Die Thematisierung und Aushandlung von Weiblichkeit erfolgt in Mamá, mamá, mamá formal und inhaltlich, explizit und implizit. Die Cousinen begleiten Cleo, jede auf ihre Art und Weise, durch die schwierige Zeit. Sie flechten sich Zöpfe, singen und tanzen zu Youtube-Videos, erzählen sich Geschichten und führen Cleo in ihre Geheimnisse und Rituale des Erwachsenwerdens ein. Diese Szenen sind im Detail und in blassen Farben aufgenommen und verschwimmen zu einer Art Polaroidaufnahme eines weiblichen Universums, in dem die gegenseitige Fürsorge das wichtigste ist. Der titelgebende Ruf nach der eigenen Mutter bleibt für Cleo jedoch lange unerwidert.

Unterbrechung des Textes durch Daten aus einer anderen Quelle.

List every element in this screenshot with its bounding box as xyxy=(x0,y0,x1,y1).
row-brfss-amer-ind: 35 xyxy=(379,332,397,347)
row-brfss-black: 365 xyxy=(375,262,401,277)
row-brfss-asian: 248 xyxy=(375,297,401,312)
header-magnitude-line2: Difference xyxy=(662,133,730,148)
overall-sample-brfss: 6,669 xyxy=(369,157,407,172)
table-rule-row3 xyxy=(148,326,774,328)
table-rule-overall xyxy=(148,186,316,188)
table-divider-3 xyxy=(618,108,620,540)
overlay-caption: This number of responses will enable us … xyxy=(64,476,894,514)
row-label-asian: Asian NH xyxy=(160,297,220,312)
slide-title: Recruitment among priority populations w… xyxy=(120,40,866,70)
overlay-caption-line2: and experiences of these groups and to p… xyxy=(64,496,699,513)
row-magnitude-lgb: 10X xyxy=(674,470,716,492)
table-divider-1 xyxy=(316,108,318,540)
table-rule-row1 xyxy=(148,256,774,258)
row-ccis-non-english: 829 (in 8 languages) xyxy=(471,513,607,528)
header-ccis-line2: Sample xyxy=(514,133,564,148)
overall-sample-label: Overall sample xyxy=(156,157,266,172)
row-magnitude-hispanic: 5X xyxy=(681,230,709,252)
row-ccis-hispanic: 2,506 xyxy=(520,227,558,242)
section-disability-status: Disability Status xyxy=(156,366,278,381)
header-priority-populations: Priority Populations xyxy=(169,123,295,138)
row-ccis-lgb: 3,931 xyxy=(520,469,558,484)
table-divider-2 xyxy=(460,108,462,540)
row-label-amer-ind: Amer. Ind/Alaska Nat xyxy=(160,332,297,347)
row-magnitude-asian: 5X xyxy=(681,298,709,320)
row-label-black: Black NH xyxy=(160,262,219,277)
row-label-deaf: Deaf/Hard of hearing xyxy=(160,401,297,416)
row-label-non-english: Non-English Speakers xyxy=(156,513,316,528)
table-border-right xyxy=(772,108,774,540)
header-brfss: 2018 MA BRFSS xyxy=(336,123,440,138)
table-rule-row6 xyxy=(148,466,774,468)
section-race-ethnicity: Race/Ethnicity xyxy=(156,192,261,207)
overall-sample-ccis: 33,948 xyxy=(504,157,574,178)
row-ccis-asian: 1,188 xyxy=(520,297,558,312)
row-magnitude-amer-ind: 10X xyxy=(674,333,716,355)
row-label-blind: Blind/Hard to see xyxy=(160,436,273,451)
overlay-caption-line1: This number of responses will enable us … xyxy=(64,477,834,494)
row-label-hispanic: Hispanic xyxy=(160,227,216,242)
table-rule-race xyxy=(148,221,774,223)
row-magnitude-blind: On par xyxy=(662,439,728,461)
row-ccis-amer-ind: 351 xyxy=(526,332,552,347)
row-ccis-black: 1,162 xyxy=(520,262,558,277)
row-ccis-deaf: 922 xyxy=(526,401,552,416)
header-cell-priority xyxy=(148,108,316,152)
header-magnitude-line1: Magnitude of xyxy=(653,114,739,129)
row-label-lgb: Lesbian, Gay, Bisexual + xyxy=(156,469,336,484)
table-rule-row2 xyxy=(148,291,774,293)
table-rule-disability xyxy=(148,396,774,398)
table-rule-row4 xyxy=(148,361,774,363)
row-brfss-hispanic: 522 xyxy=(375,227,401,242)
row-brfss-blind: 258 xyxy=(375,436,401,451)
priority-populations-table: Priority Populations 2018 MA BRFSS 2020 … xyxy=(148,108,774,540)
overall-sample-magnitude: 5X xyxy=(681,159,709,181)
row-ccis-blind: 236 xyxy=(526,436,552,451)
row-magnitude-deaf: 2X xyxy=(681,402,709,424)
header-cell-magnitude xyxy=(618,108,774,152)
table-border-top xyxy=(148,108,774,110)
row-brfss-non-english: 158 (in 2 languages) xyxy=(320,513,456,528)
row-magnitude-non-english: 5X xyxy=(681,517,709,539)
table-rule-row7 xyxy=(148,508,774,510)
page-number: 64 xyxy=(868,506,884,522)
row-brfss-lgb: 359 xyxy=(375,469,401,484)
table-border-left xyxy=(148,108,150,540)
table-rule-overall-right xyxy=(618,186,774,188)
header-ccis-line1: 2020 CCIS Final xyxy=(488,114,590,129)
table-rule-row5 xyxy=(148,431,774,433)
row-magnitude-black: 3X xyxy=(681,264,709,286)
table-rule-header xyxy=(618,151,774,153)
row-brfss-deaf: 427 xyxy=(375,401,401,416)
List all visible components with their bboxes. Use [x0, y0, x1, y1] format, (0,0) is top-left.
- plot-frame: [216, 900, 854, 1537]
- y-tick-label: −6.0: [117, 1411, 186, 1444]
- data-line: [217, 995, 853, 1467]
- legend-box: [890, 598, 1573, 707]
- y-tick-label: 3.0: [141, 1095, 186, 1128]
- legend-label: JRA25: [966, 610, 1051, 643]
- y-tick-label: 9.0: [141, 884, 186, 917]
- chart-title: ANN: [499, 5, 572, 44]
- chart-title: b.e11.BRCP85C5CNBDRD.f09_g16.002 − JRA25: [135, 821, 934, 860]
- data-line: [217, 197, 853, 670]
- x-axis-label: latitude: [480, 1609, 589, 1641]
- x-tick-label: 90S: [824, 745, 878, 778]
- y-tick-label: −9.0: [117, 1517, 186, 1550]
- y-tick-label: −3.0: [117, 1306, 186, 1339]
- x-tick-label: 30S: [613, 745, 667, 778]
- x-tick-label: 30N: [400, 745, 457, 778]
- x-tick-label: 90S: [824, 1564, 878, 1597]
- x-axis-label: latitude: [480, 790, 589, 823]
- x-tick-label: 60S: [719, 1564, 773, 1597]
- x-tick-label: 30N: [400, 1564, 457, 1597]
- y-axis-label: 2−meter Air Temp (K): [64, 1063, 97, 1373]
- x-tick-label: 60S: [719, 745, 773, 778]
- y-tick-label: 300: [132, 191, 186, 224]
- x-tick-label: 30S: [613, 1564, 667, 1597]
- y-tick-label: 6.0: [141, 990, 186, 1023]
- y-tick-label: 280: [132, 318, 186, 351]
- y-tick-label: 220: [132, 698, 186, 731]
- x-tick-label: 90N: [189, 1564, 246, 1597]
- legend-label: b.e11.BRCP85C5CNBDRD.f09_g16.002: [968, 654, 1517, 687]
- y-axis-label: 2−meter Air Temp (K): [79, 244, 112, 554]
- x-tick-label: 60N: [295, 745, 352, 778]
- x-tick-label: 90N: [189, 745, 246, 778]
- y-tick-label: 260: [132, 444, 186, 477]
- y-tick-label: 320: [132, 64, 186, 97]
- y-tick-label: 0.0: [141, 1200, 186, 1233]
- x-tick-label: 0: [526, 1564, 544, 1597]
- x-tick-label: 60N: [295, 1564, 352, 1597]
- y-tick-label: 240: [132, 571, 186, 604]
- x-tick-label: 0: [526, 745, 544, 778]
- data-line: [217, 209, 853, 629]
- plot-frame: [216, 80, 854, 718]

Mit gerade einmal einer Stunde Laufzeit entwirft Mamá, mamá, mamá keine echte Handlung, stellt aber in interessanter Weise eine emotionale Ausnahmesituation dar. Gerade die jungen Schauspielerinnen fallen durch ihre herausragenden Leistungen auf. Fraglich ist, ob der Film, der im Berlinale-Jugendprogramm Generation Kplus läuft und ab 11 Jahren empfohlen ist, tatsächlich so geeignet für junge Menschen ist. Erstens fehlt vielleicht gerade diesen eine lineare Handlung. Zweitens dient das Innere des Wohnhauses zwar als weiblicher Schutzraum, das Außen wird aber in jeglicher Hinsicht als Gefahr und Ort der Angst konstruiert. Die Cousinen fangen an, sich gegenseitig Gruselgeschichten von verschwindenden Mädchen erzählen – zweifelsohne eine wichtige Thematisierung der Gewalt, die Frauen* in Argentinien täglich erfahren – in der Konsequenz wird leider nur implizit angedeutet, dass starke Frauen sich gemeinsam gegen diese strukturelle Gewalt wehren können – eine explizit empowernde Botschaft bleibt leider aus. Auch die Repräsentation doch recht stereotyper Formen von Weiblichkeit in der Erziehung der Mädchen passen nicht so ganz zu einem Projekt mit dem lobenswerten und wichtigen Vorhaben, sich explizit für Geschlechtergerechtigkeit im Film einzusetzen. Der erste Schritt dorthin, nämlich zusammenzuhalten und füreinander da zu sein, erhält im Film aber eine sehr wichtige Rolle. Und vielleicht ist genau das Pichon-Riviéres wichtigste Botschaft an junge Zuschauer*innen.